Briefly, he had perhaps become to them only another voice in their deliberations, if a queer, more resonant one, speaking from aloft. But what contempt the little familiarity had produced, vanished in the face of that growl, the great glossy lowered head with the eyes half-a-foot across and glittering yellow-slitted like lamps, over a jawful of serrated teeth with the smallest the size of a man’s hand. It was too palpable a reminder that they were in the presence of a creature who could have, with a stroke, killed them all, and with very little effort to himself. To Laurence, Temeraire could never seem viscerally a threat; but he had handled the dragon from hatchling to maturity, and remembered him a creature scarcely larger than a dog.
“Laurence has oaths and duty to you, and he would let you hang him, although I do not understand why,” Temeraire said after a moment, low and angrily. “And I cannot make him come away with me, against his will, because that would also be wrong. But I will not let him be parted from me again, and if you do hang him, then I will take my friends and go; but not back to China. I will go to Napoleon, and I will tell him he may have my territory, if only he destroys you all, and I will give him any help he wants of me to do it. Now threaten me again, if you like.”
Laurence stood wretchedly, helplessly. He ought to have expected it. Lien had done as much, for the death of her companion, Prince Yongxing; had gone and put herself freely into Bonaparte’s hands, with nothing at the time but contempt for him and all the West, and even though a Napoleon the master of Europe might turn his eyes against her own nation, someday. And what sense of loyalty Temeraire might have begun to acquire to Britain, whatever Laurence might have been able to instill in him, had been undone thoroughly first by the Admiralty’s plan, to infect and kill all the dragons of the West, reserving the cure for British use; and by their later imprisonment and the death-sentence on Laurence which had been used as a bludgeon against him: and now used once too often.

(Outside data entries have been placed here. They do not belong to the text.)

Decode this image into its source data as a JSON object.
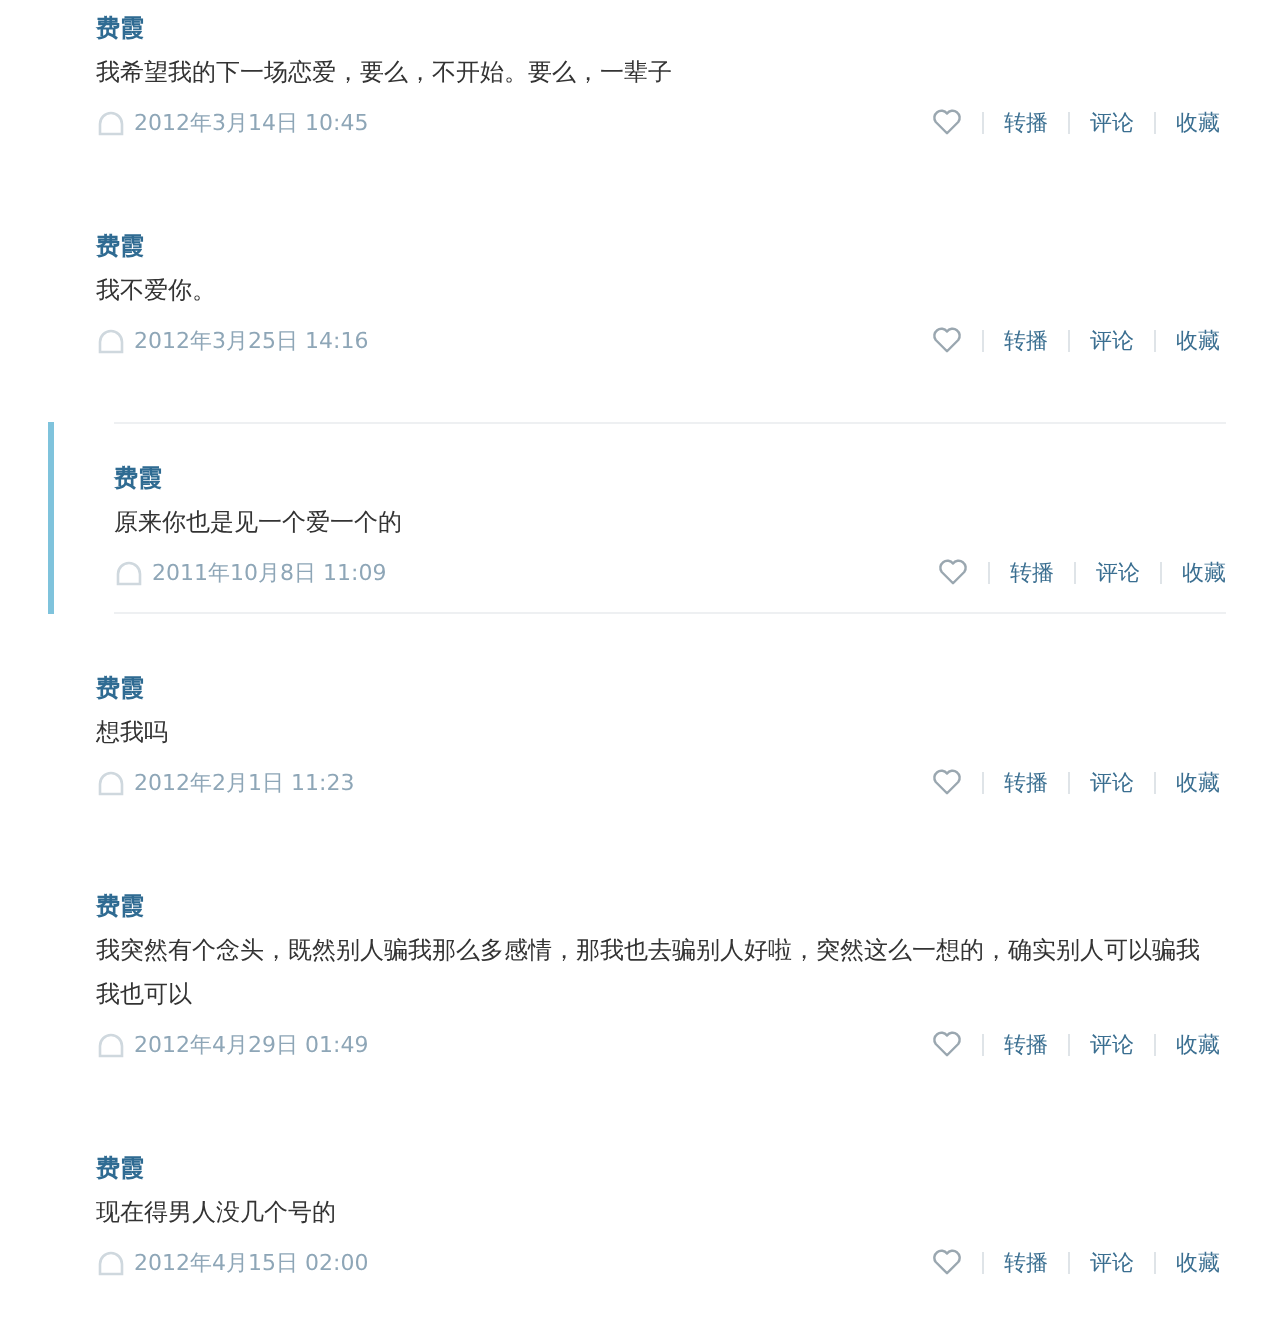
{
  "posts": [
    {
      "author": "费霞",
      "text": "我希望我的下一场恋爱，要么，不开始。要么，一辈子",
      "time": "2012年3月14日 10:45",
      "highlighted": false,
      "actions": [
        "转播",
        "评论",
        "收藏"
      ]
    },
    {
      "author": "费霞",
      "text": "我不爱你。",
      "time": "2012年3月25日 14:16",
      "highlighted": false,
      "actions": [
        "转播",
        "评论",
        "收藏"
      ]
    },
    {
      "author": "费霞",
      "text": "原来你也是见一个爱一个的",
      "time": "2011年10月8日 11:09",
      "highlighted": true,
      "actions": [
        "转播",
        "评论",
        "收藏"
      ]
    },
    {
      "author": "费霞",
      "text": "想我吗",
      "time": "2012年2月1日 11:23",
      "highlighted": false,
      "actions": [
        "转播",
        "评论",
        "收藏"
      ]
    },
    {
      "author": "费霞",
      "text": "我突然有个念头，既然别人骗我那么多感情，那我也去骗别人好啦，突然这么一想的，确实别人可以骗我我也可以",
      "time": "2012年4月29日 01:49",
      "highlighted": false,
      "actions": [
        "转播",
        "评论",
        "收藏"
      ]
    },
    {
      "author": "费霞",
      "text": "现在得男人没几个号的",
      "time": "2012年4月15日 02:00",
      "highlighted": false,
      "actions": [
        "转播",
        "评论",
        "收藏"
      ]
    }
  ]
}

To think his execution would leave Temeraire not free to make his own way back to China, but a devoted enemy of Britain, was a fresh agony; Laurence had no doubt that such a threat would only make the generals despise him and the dragon all the more, and see in it his own scheme for preserving his neck by blackmail. They might choose not to provoke Temeraire again, while Napoleon had men on British soil, but that, he hoped profoundly, was only a temporary state, and then—
Laurence did not discount, as Dalrymple did, Temeraire’s achievement: without experience or training for the task, or anything but will, he had persuaded sixty lazy, well-fed dragons to go with him to war; and had won two victories already, against the French army. That Lefèbvre was not the best of the Marshals, that he had no great number of dragons with him, that Temeraire had only engaged with small companies, meant very little next to the greater success that he had managed to keep his force together and fed. But these men might shortsightedly think themselves happy to be rid of Temeraire and any dragons recalcitrant enough to follow him; and if they did not, they would only take this as still more cause to try some low scheme of murder against him.
“Temeraire,” he said, low, trying, into the silence which lingered, “Temeraire, you cannot say such things; you are a serving-officer now—these are your superiors; you may not make threats, or growl at their orders—you must withdraw the remarks.”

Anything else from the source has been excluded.